Kopftuchverbot verletzt Menschenrechte…
Aufgrund von Zeitmangel hier nur ein Link zur Studie (basierend auf Gesprächen mit gut 30 verhinderten Lehrerinnen in Deutschland) von Human Rights Watch: Diskriminierung im Namen der Neutralität von Haleh Chahrokh.
Hier noch ein guter Kommentare zu dem Bericht “Kopftuchverbot für Lehrerinnen:
Glaube oder Beruf?
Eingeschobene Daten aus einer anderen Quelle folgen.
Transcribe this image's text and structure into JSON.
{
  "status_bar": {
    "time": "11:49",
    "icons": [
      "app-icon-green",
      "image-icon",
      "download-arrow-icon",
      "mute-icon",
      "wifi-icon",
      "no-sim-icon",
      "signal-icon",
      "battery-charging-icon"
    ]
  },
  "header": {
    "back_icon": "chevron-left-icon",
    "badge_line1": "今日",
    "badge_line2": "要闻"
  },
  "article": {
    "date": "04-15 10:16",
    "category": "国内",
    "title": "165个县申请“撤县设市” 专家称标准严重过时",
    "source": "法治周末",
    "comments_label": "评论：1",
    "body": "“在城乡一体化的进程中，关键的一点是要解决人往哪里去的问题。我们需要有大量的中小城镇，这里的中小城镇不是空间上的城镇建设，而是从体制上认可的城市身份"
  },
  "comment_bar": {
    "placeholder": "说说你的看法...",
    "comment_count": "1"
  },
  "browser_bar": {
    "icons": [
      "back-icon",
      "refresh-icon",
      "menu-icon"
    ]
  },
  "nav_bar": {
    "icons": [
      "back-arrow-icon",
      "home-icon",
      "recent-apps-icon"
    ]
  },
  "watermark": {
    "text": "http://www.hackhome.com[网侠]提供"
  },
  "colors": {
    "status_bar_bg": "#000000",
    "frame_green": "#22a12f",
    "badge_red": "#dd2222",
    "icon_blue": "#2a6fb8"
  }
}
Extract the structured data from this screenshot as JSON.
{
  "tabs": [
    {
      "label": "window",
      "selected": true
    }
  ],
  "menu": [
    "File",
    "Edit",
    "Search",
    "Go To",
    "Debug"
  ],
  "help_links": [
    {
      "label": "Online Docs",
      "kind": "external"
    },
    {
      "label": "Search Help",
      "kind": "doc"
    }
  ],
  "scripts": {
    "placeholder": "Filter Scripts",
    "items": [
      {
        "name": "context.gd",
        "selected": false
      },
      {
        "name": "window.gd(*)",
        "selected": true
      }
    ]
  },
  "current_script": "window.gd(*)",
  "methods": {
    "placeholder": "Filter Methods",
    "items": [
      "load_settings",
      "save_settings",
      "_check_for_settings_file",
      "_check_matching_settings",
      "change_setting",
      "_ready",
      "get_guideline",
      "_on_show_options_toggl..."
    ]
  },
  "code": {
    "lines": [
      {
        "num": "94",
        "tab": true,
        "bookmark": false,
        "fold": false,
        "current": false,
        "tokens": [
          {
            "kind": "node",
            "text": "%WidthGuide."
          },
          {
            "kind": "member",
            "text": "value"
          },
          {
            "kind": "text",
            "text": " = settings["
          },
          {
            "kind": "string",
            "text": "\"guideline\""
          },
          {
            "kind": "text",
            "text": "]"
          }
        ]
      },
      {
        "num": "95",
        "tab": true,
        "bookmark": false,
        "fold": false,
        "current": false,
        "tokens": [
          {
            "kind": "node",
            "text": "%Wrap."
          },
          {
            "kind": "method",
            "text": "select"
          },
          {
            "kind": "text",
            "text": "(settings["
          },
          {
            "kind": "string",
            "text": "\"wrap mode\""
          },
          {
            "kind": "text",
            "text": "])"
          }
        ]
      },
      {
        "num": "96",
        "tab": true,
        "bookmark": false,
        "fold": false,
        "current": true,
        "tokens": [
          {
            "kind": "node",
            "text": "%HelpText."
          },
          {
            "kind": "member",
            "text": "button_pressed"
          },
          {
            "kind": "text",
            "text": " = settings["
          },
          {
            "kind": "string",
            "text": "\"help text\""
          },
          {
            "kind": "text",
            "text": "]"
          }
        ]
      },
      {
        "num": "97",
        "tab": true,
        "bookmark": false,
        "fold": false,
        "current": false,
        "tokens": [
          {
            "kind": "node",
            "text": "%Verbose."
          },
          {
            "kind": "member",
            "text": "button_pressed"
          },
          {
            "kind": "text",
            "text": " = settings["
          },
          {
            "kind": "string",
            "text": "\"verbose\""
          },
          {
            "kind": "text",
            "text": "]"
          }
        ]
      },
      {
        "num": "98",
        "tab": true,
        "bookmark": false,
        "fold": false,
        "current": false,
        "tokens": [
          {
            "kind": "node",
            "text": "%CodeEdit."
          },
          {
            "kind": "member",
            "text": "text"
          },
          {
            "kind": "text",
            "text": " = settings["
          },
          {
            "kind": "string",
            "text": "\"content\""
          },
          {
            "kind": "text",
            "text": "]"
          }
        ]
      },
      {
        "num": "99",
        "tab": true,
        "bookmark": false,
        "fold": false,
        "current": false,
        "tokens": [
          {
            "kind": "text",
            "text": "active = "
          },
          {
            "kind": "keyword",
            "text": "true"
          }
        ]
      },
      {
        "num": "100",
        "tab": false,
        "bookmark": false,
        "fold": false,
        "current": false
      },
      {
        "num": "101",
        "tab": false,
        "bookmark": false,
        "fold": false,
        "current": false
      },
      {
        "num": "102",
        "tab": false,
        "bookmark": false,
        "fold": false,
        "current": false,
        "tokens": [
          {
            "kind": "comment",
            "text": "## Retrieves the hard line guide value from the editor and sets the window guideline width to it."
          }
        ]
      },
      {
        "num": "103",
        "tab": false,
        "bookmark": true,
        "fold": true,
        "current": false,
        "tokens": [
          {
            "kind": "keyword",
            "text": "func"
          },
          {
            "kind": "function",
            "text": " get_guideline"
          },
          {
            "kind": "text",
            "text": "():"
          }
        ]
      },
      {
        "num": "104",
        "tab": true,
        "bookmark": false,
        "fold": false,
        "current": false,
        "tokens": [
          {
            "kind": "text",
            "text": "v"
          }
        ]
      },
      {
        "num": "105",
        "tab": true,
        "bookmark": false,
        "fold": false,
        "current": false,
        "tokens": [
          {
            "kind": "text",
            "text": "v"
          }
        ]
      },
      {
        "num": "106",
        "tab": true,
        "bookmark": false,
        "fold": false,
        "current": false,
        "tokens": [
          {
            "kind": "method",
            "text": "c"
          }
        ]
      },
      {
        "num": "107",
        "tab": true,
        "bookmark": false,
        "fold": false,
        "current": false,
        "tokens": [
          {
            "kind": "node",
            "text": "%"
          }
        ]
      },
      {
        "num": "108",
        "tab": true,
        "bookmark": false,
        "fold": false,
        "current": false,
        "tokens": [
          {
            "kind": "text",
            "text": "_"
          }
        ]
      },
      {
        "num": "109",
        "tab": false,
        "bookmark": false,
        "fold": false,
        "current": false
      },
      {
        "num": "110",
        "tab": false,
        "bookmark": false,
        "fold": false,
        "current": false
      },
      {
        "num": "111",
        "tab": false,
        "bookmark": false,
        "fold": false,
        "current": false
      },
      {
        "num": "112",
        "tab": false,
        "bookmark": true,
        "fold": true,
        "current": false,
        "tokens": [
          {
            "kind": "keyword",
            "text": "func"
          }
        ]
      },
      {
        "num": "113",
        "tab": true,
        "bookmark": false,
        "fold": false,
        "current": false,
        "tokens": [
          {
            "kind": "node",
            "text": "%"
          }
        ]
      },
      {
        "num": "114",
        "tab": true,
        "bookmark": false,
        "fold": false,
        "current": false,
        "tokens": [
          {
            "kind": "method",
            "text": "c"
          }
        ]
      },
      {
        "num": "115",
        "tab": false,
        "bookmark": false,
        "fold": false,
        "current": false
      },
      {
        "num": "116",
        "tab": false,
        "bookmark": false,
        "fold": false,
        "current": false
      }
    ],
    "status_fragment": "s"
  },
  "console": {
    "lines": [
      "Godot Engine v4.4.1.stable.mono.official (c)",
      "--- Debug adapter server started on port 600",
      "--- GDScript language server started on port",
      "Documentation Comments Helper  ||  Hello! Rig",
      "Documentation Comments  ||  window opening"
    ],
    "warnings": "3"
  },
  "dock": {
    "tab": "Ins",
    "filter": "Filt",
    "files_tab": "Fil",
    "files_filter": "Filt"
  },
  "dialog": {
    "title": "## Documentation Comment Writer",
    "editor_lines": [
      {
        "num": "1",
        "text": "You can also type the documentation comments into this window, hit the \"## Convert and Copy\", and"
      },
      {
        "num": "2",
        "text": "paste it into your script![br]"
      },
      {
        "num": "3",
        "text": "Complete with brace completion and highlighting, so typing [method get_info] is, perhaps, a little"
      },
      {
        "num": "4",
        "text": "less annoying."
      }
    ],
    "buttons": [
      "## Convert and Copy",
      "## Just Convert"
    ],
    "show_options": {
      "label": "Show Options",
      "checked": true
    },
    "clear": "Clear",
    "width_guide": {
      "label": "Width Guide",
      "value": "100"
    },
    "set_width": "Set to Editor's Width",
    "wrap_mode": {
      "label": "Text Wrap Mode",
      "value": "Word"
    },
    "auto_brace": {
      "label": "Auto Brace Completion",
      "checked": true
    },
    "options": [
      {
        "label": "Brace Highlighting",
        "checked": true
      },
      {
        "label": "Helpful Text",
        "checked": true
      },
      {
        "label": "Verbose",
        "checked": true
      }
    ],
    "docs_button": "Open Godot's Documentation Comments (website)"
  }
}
Beides!” von Claudia Kirsch. (Überraschenderweise aus der Brigitte).
Broschüre des Berliner Senats – “Mit Kopftuch außen vor?”

Broschüre der Landesstelle für Gleichbehandlung – gegen Diskriminierung | Berliner Senatsverwaltung für Integration, Arbeit und Soziales
1. Breite, sich an alle gesellschaftliche Akteure richtende, Aufklärung zum AGG und zum Neutralitätsgesetz (d.h. auch zu dessen begrenztem Regelungsbereich), Öffentlichkeitsarbeit, Bewusstmachen von Ungleichbehandlungen.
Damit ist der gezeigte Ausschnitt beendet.